Well the judgement is made, published on 31st March 2011.
We are still waiting to see the full judgement so our ability to make informed comment is limited to the two press releases in the two previous posts. The first is prepared by the National Bargee Traveller’s Association and edited by Paul, the second is from the British Waterways website.
There is already a huge amount of speculation about what this means in practice, understandably so as it affects so many people’s lives and chosen lifestyles. There seems to be very little point in drawing any conclusions until the judgement is public, whereas it is already in the public domain it will take a while before it becomes accessible to all.
In the meantime you can read the two press releases.
There are a few facts that seem to be emerging;
One is that BW have asked for an injunction to get Paul to remove his boat within three months. BW state that they have this injunction, Paul says that there is an extra process and asks us to make no comments about the judge as the future of his home is in the judge’s hands.

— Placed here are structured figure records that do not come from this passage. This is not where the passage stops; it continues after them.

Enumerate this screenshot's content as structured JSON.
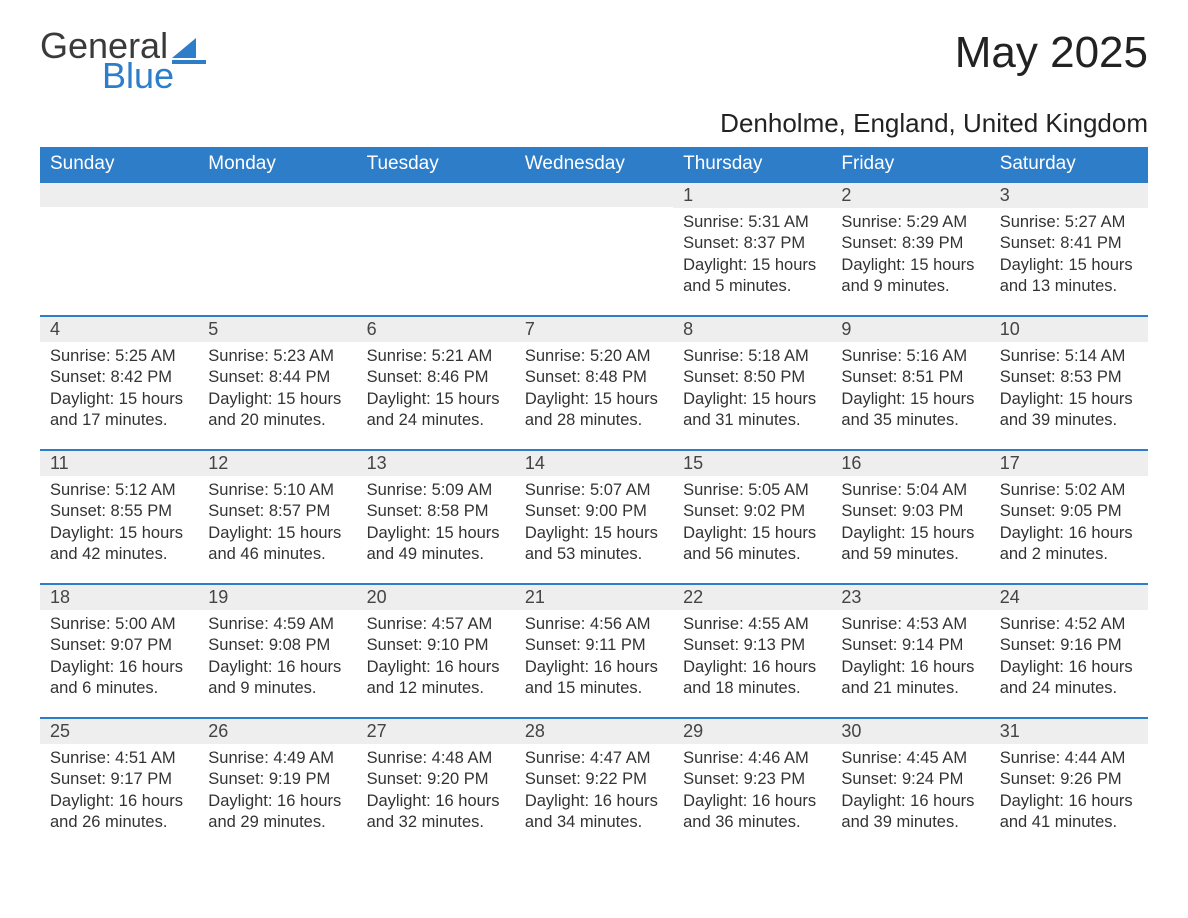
{
  "logo": {
    "word1": "General",
    "word2": "Blue",
    "accent_color": "#2d7dc9"
  },
  "title": "May 2025",
  "location": "Denholme, England, United Kingdom",
  "day_header_bg": "#2d7dc9",
  "day_header_fg": "#ffffff",
  "day_num_bg": "#eeeeee",
  "week_border_color": "#2d7dc9",
  "days_of_week": [
    "Sunday",
    "Monday",
    "Tuesday",
    "Wednesday",
    "Thursday",
    "Friday",
    "Saturday"
  ],
  "weeks": [
    [
      null,
      null,
      null,
      null,
      {
        "n": "1",
        "sunrise": "Sunrise: 5:31 AM",
        "sunset": "Sunset: 8:37 PM",
        "daylight": "Daylight: 15 hours and 5 minutes."
      },
      {
        "n": "2",
        "sunrise": "Sunrise: 5:29 AM",
        "sunset": "Sunset: 8:39 PM",
        "daylight": "Daylight: 15 hours and 9 minutes."
      },
      {
        "n": "3",
        "sunrise": "Sunrise: 5:27 AM",
        "sunset": "Sunset: 8:41 PM",
        "daylight": "Daylight: 15 hours and 13 minutes."
      }
    ],
    [
      {
        "n": "4",
        "sunrise": "Sunrise: 5:25 AM",
        "sunset": "Sunset: 8:42 PM",
        "daylight": "Daylight: 15 hours and 17 minutes."
      },
      {
        "n": "5",
        "sunrise": "Sunrise: 5:23 AM",
        "sunset": "Sunset: 8:44 PM",
        "daylight": "Daylight: 15 hours and 20 minutes."
      },
      {
        "n": "6",
        "sunrise": "Sunrise: 5:21 AM",
        "sunset": "Sunset: 8:46 PM",
        "daylight": "Daylight: 15 hours and 24 minutes."
      },
      {
        "n": "7",
        "sunrise": "Sunrise: 5:20 AM",
        "sunset": "Sunset: 8:48 PM",
        "daylight": "Daylight: 15 hours and 28 minutes."
      },
      {
        "n": "8",
        "sunrise": "Sunrise: 5:18 AM",
        "sunset": "Sunset: 8:50 PM",
        "daylight": "Daylight: 15 hours and 31 minutes."
      },
      {
        "n": "9",
        "sunrise": "Sunrise: 5:16 AM",
        "sunset": "Sunset: 8:51 PM",
        "daylight": "Daylight: 15 hours and 35 minutes."
      },
      {
        "n": "10",
        "sunrise": "Sunrise: 5:14 AM",
        "sunset": "Sunset: 8:53 PM",
        "daylight": "Daylight: 15 hours and 39 minutes."
      }
    ],
    [
      {
        "n": "11",
        "sunrise": "Sunrise: 5:12 AM",
        "sunset": "Sunset: 8:55 PM",
        "daylight": "Daylight: 15 hours and 42 minutes."
      },
      {
        "n": "12",
        "sunrise": "Sunrise: 5:10 AM",
        "sunset": "Sunset: 8:57 PM",
        "daylight": "Daylight: 15 hours and 46 minutes."
      },
      {
        "n": "13",
        "sunrise": "Sunrise: 5:09 AM",
        "sunset": "Sunset: 8:58 PM",
        "daylight": "Daylight: 15 hours and 49 minutes."
      },
      {
        "n": "14",
        "sunrise": "Sunrise: 5:07 AM",
        "sunset": "Sunset: 9:00 PM",
        "daylight": "Daylight: 15 hours and 53 minutes."
      },
      {
        "n": "15",
        "sunrise": "Sunrise: 5:05 AM",
        "sunset": "Sunset: 9:02 PM",
        "daylight": "Daylight: 15 hours and 56 minutes."
      },
      {
        "n": "16",
        "sunrise": "Sunrise: 5:04 AM",
        "sunset": "Sunset: 9:03 PM",
        "daylight": "Daylight: 15 hours and 59 minutes."
      },
      {
        "n": "17",
        "sunrise": "Sunrise: 5:02 AM",
        "sunset": "Sunset: 9:05 PM",
        "daylight": "Daylight: 16 hours and 2 minutes."
      }
    ],
    [
      {
        "n": "18",
        "sunrise": "Sunrise: 5:00 AM",
        "sunset": "Sunset: 9:07 PM",
        "daylight": "Daylight: 16 hours and 6 minutes."
      },
      {
        "n": "19",
        "sunrise": "Sunrise: 4:59 AM",
        "sunset": "Sunset: 9:08 PM",
        "daylight": "Daylight: 16 hours and 9 minutes."
      },
      {
        "n": "20",
        "sunrise": "Sunrise: 4:57 AM",
        "sunset": "Sunset: 9:10 PM",
        "daylight": "Daylight: 16 hours and 12 minutes."
      },
      {
        "n": "21",
        "sunrise": "Sunrise: 4:56 AM",
        "sunset": "Sunset: 9:11 PM",
        "daylight": "Daylight: 16 hours and 15 minutes."
      },
      {
        "n": "22",
        "sunrise": "Sunrise: 4:55 AM",
        "sunset": "Sunset: 9:13 PM",
        "daylight": "Daylight: 16 hours and 18 minutes."
      },
      {
        "n": "23",
        "sunrise": "Sunrise: 4:53 AM",
        "sunset": "Sunset: 9:14 PM",
        "daylight": "Daylight: 16 hours and 21 minutes."
      },
      {
        "n": "24",
        "sunrise": "Sunrise: 4:52 AM",
        "sunset": "Sunset: 9:16 PM",
        "daylight": "Daylight: 16 hours and 24 minutes."
      }
    ],
    [
      {
        "n": "25",
        "sunrise": "Sunrise: 4:51 AM",
        "sunset": "Sunset: 9:17 PM",
        "daylight": "Daylight: 16 hours and 26 minutes."
      },
      {
        "n": "26",
        "sunrise": "Sunrise: 4:49 AM",
        "sunset": "Sunset: 9:19 PM",
        "daylight": "Daylight: 16 hours and 29 minutes."
      },
      {
        "n": "27",
        "sunrise": "Sunrise: 4:48 AM",
        "sunset": "Sunset: 9:20 PM",
        "daylight": "Daylight: 16 hours and 32 minutes."
      },
      {
        "n": "28",
        "sunrise": "Sunrise: 4:47 AM",
        "sunset": "Sunset: 9:22 PM",
        "daylight": "Daylight: 16 hours and 34 minutes."
      },
      {
        "n": "29",
        "sunrise": "Sunrise: 4:46 AM",
        "sunset": "Sunset: 9:23 PM",
        "daylight": "Daylight: 16 hours and 36 minutes."
      },
      {
        "n": "30",
        "sunrise": "Sunrise: 4:45 AM",
        "sunset": "Sunset: 9:24 PM",
        "daylight": "Daylight: 16 hours and 39 minutes."
      },
      {
        "n": "31",
        "sunrise": "Sunrise: 4:44 AM",
        "sunset": "Sunset: 9:26 PM",
        "daylight": "Daylight: 16 hours and 41 minutes."
      }
    ]
  ]
}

The second is that the additional statement in BW’s statement that the judgement applies to lower courts is wrong – well maybe not wrong but there are no lower civil courts than the County Court. The judgement does not apply to any other case and the judge has stated that any other Section 8 notice must be accompanied by an opportunity for the boat owner to defend themselves in court.
The third is that BW will have to rewrite the contentious “Moorings Guidance to Continuous Cruisers”. We can only hope that part of this will be to drop the horrible expression “Continuous Cruisers” giving, as it does, the impression of the Flying Dutchman, cruising the canals with no cessation or peace.
We will examine the ruling as soon as we possibly can.